4) The final key permutation table (corresponding to slide 12 in the lecture) is:
            14     11     1     5     3     6
            10     12     4     8     7     13

5) Your message is 16 bits in width. The left half of the message is 8 bits wide, and the right half is 8 bits wide. Skip the initial-permutation step in the DES algorithm (i.e. skip slide 13).

6) The right-side data expansion will expand your 8-bit byte to 12 bits. The expansion table (corresponding to slide 16 in the lecture) is:
            1    2     3     4     5     4
            5    6     7     8     8     1

7) Group your 12-bit data as 4 blocks of 3-bits each. Each 3-bit block is an index into an S-box. The first and last bits form a column address, and the middle bit forms a row address. Each S-box entry gives a 2-bit result. There are 4 S-boxes:
            S1:     1     2     3     0
                      0     2     1     3

    S2:     1     3     2     0
            3     2     0     1     S3:     0     3     1     2
            0     3     2     1     S4:     3     0     1     2
            0     3     2     1
8) The p-box permutation table (corresponding to slide 20 in the lecture) is:     7     1     5     2
    8     3     6     4
9) Skip the final permutation in the DES algorithm (i.e. skip the permutation step on slide 23), but do reverse the order of the last 2 bytes to generate your final encrypted output (i.e. form the 16-bit word R8L8 as on slide 23).

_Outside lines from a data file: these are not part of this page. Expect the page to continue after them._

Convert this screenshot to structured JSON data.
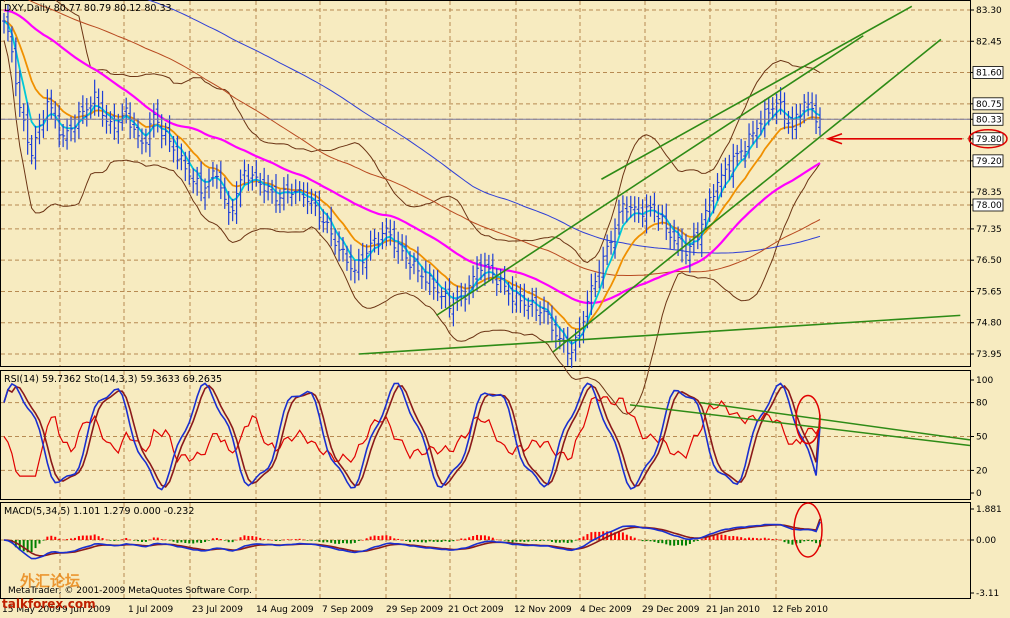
{
  "window": {
    "main_header": "DXY,Daily  80.77 80.79 80.12 80.33",
    "rsi_header": "RSI(14) 59.7362  Sto(14,3,3) 59.3633 69.2635",
    "macd_header": "MACD(5,34,5) 1.101 1.279 0.000 -0.232",
    "copyright": "MetaTrader, © 2001-2009 MetaQuotes Software Corp.",
    "watermark_cn": "外汇论坛",
    "watermark_site": "talkforex.com"
  },
  "colors": {
    "background": "#f7ebc0",
    "candles": "#1e3fd6",
    "ema_fast": "#00c8d8",
    "ema_mid": "#f09000",
    "sma_pink": "#ff00ff",
    "sma_long": "#2f3fd6",
    "sma_brown": "#b84a20",
    "envelope": "#6b3414",
    "channel": "#2e8b16",
    "arrow": "#e00000",
    "rsi": "#e00000",
    "sto_main": "#1a2fd0",
    "sto_signal": "#8b1a1a",
    "macd_pos": "#ff0000",
    "macd_neg": "#008000",
    "grid": "#b78a52"
  },
  "chart_data": [
    {
      "type": "candlestick",
      "title": "DXY,Daily",
      "ohlc_last": {
        "open": 80.77,
        "high": 80.79,
        "low": 80.12,
        "close": 80.33
      },
      "y_ticks": [
        "83.30",
        "82.45",
        "81.60",
        "80.75",
        "80.33",
        "79.80",
        "79.20",
        "78.35",
        "78.00",
        "77.35",
        "76.50",
        "75.65",
        "74.80",
        "73.95"
      ],
      "price_tags": [
        {
          "label": "81.60",
          "style": "white"
        },
        {
          "label": "80.75",
          "style": "white"
        },
        {
          "label": "80.33",
          "style": "white"
        },
        {
          "label": "79.80",
          "style": "circled"
        },
        {
          "label": "79.20",
          "style": "white"
        },
        {
          "label": "78.00",
          "style": "white"
        }
      ],
      "x_ticks": [
        "15 May 2009",
        "9 Jun 2009",
        "1 Jul 2009",
        "23 Jul 2009",
        "14 Aug 2009",
        "7 Sep 2009",
        "29 Sep 2009",
        "21 Oct 2009",
        "12 Nov 2009",
        "4 Dec 2009",
        "29 Dec 2009",
        "21 Jan 2010",
        "12 Feb 2010"
      ],
      "anchors": [
        [
          0,
          83.0
        ],
        [
          2,
          82.2
        ],
        [
          4,
          80.6
        ],
        [
          7,
          79.4
        ],
        [
          11,
          80.8
        ],
        [
          15,
          79.8
        ],
        [
          19,
          80.4
        ],
        [
          23,
          80.9
        ],
        [
          27,
          80.1
        ],
        [
          31,
          80.5
        ],
        [
          35,
          79.6
        ],
        [
          38,
          80.4
        ],
        [
          42,
          79.7
        ],
        [
          46,
          79.0
        ],
        [
          50,
          78.4
        ],
        [
          54,
          78.9
        ],
        [
          57,
          77.7
        ],
        [
          61,
          78.9
        ],
        [
          65,
          78.6
        ],
        [
          69,
          78.2
        ],
        [
          73,
          78.4
        ],
        [
          77,
          78.2
        ],
        [
          81,
          77.6
        ],
        [
          85,
          76.8
        ],
        [
          89,
          76.2
        ],
        [
          93,
          76.9
        ],
        [
          97,
          77.3
        ],
        [
          101,
          76.7
        ],
        [
          105,
          76.2
        ],
        [
          109,
          75.8
        ],
        [
          113,
          75.3
        ],
        [
          117,
          75.6
        ],
        [
          121,
          76.4
        ],
        [
          125,
          76.0
        ],
        [
          129,
          75.5
        ],
        [
          133,
          75.3
        ],
        [
          137,
          75.1
        ],
        [
          141,
          74.3
        ],
        [
          144,
          74.0
        ],
        [
          146,
          74.6
        ],
        [
          149,
          75.7
        ],
        [
          153,
          76.8
        ],
        [
          157,
          78.0
        ],
        [
          161,
          77.8
        ],
        [
          165,
          77.9
        ],
        [
          169,
          77.2
        ],
        [
          173,
          76.7
        ],
        [
          176,
          77.2
        ],
        [
          180,
          78.4
        ],
        [
          184,
          79.1
        ],
        [
          188,
          79.6
        ],
        [
          192,
          80.3
        ],
        [
          196,
          80.8
        ],
        [
          200,
          80.1
        ],
        [
          203,
          80.8
        ],
        [
          207,
          80.3
        ]
      ],
      "channel_lines": [
        [
          [
            0.45,
            75.0
          ],
          [
            0.89,
            82.6
          ]
        ],
        [
          [
            0.57,
            74.0
          ],
          [
            0.97,
            82.5
          ]
        ],
        [
          [
            0.62,
            78.7
          ],
          [
            0.94,
            83.4
          ]
        ],
        [
          [
            0.37,
            73.95
          ],
          [
            0.99,
            75.0
          ]
        ]
      ]
    },
    {
      "type": "line",
      "title": "RSI(14) 59.7362  Sto(14,3,3) 59.3633 69.2635",
      "y_ticks": [
        "100",
        "80",
        "50",
        "20",
        "0"
      ],
      "ylim": [
        0,
        100
      ],
      "last_values": {
        "rsi": 59.7362,
        "sto_main": 59.3633,
        "sto_signal": 69.2635
      }
    },
    {
      "type": "bar",
      "title": "MACD(5,34,5) 1.101 1.279 0.000 -0.232",
      "y_ticks": [
        "1.881",
        "0.00",
        "-3.11"
      ],
      "last_values": {
        "macd": 1.101,
        "signal": 1.279
      }
    }
  ]
}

10) You must write code to accept user input from the keyboard (data and key), generate the 16 subkeys, and download the whole thing to the XESS board. I suggest that you write the data and subkeys to a file, and download the file using XSRAM.

11) Your state machine should execute the entire DES algorithm when the user presses the "start" button on the XESS board, and immediately display the encrypted result on the LCD display. This means that you should store intermediate results (from each round) to RAM while the algorithm is executing, so that you can later cycle through these results.

12) The data and key we input at the keyboard should be in a binary format (i.e. strings of 1s and 0s). The results you display on the LCD display should also be binary (example: 1100110000110011).
 
13) Your keyboard input should be formatted MSB first and LSB last. This means, for example, that to input the data word 1000000000000000, you should type the "1" first. Depending on how your code writes the keyboard input to a file, you may need to invert the bit order before you download the key and data to the SRAM. Just to be clear on this, if you split the above data word into a left and a right side (see comment 5 above), the left side is 10000000, and the right side is 00000000.